Sekretaris Jenderal Asosiasi Mobil Bekas Indonesia (AMBI), Ricky Prawiro, menyoroti bahwa pesatnya perkembangan teknologi pada kendaraan listrik menjadi faktor krusial yang harus diperhatikan konsumen. Menurutnya, laju inovasi di segmen ini jauh lebih cepat dibandingkan mobil berbahan bakar konvensional, sehingga nilai jual kembali suatu model bisa merosot dalam waktu relatif singkat.

"Kalau mobil bensin, perubahan teknologinya berlangsung bertahap. Tapi mobil listrik sekarang perkembangannya sangat cepat, mirip seperti handphone," ungkap Ricky, menggambarkan betapa dinamisnya evolusi teknologi di industri kendaraan listrik saat ini.

Sebagai ilustrasi, Ricky menunjuk pada perbedaan mencolok antara Hyundai IONIQ generasi awal dengan model terbaru yang saat ini beredar di pasaran. Ia menekankan bahwa kesenjangan teknologi di antara keduanya sangat signifikan, mulai dari kapasitas dan efisiensi baterai, kelengkapan fitur keselamatan, hingga kecanggihan sistem bantuan mengemudi. Perbedaan tersebut menjadi bukti nyata betapa cepatnya perubahan teknologi di sektor kendaraan listrik.

Berdasarkan analisis tersebut, Ricky memberikan rekomendasi kepada konsumen yang berencana beralih ke kendaraan listrik. Ia menyarankan agar calon pembeli, jika memiliki anggaran yang memadai, lebih baik memilih unit baru ketimbang membeli mobil listrik bekas. "Kalau beli EV, saya lebih menyarankan beli baru lalu dipakai sampai habis masa pakainya. Sekarang pilihan mobil listrik baru juga sudah semakin banyak dengan harga yang makin terjangkau," papar Ricky.

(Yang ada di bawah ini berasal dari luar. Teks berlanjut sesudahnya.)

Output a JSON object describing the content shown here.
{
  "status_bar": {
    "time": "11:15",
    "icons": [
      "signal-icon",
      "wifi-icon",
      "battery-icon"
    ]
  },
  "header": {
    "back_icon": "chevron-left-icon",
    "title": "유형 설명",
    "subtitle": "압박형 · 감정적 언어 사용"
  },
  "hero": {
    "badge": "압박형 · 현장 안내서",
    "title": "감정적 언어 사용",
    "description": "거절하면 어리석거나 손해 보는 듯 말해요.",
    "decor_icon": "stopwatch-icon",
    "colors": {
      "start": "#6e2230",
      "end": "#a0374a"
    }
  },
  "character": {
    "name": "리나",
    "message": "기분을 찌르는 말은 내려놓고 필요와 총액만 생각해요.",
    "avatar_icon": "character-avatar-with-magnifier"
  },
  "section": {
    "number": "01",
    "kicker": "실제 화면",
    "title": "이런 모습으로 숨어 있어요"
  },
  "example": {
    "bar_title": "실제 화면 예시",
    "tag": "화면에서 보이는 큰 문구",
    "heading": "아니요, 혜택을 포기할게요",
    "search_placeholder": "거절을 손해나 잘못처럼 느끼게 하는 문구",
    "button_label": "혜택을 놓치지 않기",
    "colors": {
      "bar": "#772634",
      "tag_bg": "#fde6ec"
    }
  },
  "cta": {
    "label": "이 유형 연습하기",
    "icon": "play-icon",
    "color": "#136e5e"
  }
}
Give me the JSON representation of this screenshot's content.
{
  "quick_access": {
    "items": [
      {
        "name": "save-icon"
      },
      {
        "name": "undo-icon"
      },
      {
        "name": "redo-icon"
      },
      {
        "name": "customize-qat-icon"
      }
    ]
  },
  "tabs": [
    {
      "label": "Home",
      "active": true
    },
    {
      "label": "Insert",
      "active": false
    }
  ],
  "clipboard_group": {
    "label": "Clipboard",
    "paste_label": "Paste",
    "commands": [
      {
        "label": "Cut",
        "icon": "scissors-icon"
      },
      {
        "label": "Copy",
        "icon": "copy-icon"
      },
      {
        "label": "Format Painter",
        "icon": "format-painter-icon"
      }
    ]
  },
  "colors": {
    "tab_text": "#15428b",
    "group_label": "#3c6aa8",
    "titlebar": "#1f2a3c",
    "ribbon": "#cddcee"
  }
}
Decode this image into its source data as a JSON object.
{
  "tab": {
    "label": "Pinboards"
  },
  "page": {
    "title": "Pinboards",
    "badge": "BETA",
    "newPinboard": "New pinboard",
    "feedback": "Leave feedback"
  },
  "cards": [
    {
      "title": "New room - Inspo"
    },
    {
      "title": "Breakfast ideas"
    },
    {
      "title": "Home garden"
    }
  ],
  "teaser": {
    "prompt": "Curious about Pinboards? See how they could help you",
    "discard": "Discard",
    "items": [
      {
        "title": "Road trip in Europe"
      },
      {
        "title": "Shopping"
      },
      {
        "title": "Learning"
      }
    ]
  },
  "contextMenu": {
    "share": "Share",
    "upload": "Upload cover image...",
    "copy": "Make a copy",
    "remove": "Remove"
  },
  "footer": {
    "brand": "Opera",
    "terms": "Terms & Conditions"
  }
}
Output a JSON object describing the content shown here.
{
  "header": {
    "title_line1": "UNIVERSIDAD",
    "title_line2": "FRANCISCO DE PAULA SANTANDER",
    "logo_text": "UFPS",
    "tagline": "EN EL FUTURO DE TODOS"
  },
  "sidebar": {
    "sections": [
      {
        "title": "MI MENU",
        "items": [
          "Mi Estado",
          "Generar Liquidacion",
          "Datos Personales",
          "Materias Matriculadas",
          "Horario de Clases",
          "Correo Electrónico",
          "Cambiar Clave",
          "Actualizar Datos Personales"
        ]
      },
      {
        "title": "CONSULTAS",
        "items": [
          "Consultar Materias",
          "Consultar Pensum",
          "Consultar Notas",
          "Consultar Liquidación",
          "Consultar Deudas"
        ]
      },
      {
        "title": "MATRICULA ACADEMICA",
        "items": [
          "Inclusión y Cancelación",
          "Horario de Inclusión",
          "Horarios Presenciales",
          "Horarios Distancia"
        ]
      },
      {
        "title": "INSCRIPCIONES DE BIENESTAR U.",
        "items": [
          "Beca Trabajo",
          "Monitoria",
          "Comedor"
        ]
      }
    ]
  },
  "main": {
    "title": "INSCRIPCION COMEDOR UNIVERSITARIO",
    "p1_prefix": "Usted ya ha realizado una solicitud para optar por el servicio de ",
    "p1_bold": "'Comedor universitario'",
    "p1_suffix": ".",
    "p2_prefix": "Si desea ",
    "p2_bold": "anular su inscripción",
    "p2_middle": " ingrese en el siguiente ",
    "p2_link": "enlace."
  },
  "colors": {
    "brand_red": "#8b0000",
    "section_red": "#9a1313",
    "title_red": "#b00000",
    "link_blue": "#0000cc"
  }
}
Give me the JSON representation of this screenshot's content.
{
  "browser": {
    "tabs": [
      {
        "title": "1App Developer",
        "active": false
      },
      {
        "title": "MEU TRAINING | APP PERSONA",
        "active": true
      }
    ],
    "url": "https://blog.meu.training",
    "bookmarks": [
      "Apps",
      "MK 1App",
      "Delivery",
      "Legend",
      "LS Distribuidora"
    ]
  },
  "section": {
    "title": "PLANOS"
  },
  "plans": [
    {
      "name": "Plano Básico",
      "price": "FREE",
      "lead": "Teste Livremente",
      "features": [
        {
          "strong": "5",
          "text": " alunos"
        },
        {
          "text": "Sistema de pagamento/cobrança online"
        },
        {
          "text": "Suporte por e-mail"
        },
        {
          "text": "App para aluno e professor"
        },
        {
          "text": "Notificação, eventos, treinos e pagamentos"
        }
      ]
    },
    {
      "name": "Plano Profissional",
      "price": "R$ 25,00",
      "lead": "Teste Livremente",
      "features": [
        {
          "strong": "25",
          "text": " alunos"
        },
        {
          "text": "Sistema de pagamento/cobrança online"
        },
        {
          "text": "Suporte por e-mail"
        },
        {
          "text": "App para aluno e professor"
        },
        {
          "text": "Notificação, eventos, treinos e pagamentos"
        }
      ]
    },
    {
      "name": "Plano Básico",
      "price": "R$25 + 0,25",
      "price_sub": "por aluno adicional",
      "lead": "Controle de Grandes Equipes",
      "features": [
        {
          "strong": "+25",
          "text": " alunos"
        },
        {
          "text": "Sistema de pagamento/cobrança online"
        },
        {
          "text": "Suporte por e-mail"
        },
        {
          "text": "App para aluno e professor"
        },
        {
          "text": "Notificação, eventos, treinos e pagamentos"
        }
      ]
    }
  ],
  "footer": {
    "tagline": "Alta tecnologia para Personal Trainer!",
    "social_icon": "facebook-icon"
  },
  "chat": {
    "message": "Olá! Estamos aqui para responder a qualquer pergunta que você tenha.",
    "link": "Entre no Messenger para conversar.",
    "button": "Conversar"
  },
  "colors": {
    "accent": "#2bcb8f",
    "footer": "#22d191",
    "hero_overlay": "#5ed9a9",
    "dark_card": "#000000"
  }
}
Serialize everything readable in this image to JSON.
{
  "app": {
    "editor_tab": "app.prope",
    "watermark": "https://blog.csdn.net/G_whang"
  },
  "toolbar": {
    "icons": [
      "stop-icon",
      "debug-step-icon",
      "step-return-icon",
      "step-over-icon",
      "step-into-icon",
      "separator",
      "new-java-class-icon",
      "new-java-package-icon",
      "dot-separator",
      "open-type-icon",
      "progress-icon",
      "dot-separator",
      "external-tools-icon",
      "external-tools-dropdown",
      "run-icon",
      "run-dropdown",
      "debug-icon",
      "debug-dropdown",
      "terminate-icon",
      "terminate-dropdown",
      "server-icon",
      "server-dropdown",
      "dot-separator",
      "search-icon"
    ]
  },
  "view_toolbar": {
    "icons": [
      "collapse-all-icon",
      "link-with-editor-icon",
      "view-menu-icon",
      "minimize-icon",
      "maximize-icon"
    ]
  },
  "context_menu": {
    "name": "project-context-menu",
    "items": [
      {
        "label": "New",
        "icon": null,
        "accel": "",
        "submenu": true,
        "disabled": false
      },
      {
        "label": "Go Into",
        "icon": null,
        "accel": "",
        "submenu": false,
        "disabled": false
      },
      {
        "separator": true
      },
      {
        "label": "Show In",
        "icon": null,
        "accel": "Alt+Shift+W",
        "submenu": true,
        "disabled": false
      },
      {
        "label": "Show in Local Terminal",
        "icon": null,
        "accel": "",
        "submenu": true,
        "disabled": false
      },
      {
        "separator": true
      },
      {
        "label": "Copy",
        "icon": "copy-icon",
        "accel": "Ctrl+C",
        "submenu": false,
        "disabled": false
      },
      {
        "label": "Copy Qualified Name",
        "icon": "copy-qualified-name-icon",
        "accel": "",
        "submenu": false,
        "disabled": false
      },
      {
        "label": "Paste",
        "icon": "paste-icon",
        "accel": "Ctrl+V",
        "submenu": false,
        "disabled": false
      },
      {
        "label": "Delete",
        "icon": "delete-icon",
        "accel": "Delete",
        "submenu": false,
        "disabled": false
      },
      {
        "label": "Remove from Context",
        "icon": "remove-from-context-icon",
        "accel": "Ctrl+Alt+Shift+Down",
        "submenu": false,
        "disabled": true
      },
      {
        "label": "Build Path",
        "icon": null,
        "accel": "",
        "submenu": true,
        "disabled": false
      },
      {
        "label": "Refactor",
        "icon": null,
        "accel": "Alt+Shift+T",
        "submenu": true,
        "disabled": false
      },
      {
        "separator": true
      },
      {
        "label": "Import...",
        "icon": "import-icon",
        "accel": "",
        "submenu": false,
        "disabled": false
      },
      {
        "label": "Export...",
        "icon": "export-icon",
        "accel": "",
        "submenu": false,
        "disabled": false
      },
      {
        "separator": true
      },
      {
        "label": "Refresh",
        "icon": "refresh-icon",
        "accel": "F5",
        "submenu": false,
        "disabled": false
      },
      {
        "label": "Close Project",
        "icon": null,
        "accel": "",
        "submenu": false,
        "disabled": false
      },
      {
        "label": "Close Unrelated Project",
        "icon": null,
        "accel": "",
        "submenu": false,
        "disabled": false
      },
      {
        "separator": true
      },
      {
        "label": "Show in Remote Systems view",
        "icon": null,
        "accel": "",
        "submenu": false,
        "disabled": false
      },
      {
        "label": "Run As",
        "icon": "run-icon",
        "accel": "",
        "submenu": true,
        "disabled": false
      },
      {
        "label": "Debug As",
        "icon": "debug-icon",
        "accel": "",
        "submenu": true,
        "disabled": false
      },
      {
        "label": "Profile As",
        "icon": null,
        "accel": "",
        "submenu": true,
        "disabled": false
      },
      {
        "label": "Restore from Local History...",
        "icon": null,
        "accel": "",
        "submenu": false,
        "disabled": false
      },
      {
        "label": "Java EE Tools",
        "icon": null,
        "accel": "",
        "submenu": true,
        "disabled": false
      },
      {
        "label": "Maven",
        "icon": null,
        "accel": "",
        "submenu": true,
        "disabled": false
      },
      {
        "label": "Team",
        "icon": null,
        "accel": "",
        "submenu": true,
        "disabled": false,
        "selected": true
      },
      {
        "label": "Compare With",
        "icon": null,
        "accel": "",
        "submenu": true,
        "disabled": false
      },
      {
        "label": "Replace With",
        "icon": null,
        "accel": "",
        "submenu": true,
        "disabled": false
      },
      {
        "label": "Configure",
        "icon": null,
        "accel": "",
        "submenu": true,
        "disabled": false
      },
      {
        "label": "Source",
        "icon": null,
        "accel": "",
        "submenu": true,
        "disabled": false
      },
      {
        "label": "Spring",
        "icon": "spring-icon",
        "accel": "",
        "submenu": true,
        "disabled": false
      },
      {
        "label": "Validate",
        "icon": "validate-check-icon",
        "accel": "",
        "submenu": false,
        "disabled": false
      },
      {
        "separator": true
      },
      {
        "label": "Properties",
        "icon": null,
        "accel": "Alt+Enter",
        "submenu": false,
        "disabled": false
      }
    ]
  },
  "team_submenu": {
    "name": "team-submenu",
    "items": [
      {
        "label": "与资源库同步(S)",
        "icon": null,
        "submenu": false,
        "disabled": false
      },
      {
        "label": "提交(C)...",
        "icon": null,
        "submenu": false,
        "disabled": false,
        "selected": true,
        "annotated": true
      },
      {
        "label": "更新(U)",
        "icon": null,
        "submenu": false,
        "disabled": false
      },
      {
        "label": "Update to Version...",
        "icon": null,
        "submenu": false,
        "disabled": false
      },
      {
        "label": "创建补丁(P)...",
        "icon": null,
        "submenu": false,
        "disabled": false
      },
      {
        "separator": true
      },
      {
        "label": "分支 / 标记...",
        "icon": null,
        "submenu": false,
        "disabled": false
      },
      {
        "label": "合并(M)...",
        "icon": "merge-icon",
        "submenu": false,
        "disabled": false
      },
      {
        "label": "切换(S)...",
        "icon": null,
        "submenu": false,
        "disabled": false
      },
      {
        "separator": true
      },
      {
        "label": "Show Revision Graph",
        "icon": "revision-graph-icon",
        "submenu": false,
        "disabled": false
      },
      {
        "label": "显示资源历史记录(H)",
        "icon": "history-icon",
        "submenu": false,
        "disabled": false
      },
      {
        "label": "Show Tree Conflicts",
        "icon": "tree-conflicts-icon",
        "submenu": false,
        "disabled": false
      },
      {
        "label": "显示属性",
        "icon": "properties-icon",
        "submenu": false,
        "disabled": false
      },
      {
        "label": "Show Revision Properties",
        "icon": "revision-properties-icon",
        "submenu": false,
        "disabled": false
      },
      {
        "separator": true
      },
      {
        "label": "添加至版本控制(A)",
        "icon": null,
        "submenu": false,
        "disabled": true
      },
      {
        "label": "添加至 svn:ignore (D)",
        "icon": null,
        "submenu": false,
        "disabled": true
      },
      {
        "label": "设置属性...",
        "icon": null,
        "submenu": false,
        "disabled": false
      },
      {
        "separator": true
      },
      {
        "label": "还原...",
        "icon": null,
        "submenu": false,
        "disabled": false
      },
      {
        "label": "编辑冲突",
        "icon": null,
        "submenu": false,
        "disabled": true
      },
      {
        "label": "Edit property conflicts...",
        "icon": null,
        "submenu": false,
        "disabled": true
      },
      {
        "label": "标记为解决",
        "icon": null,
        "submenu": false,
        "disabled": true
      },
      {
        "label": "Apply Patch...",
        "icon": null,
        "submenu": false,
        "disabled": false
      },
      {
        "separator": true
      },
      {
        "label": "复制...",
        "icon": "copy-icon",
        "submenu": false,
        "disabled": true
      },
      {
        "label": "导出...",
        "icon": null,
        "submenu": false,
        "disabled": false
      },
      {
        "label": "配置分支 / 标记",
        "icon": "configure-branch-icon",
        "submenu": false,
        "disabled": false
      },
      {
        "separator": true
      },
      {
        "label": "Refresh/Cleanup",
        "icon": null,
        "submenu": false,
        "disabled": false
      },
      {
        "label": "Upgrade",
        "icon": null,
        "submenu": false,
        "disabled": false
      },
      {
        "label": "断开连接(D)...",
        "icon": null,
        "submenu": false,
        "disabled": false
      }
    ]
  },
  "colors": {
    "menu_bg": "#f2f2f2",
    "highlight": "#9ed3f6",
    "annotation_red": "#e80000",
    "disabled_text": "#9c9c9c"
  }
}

Kendati demikian, Ricky mengakui bahwa kendaraan listrik tetap memiliki sejumlah keunggulan kompetitif, terutama dari aspek biaya operasional yang jauh lebih hemat dibandingkan mobil konvensional. Efisiensi penggunaan energi listrik serta minimnya komponen mekanis yang memerlukan perawatan rutin menjadi daya tarik tersendiri bagi konsumen yang berorientasi pada penghematan jangka panjang. Namun, faktor depresiasi nilai yang lebih tajam akibat cepatnya pergantian teknologi tetap menjadi pertimbangan penting sebelum memutuskan membeli mobil listrik bekas.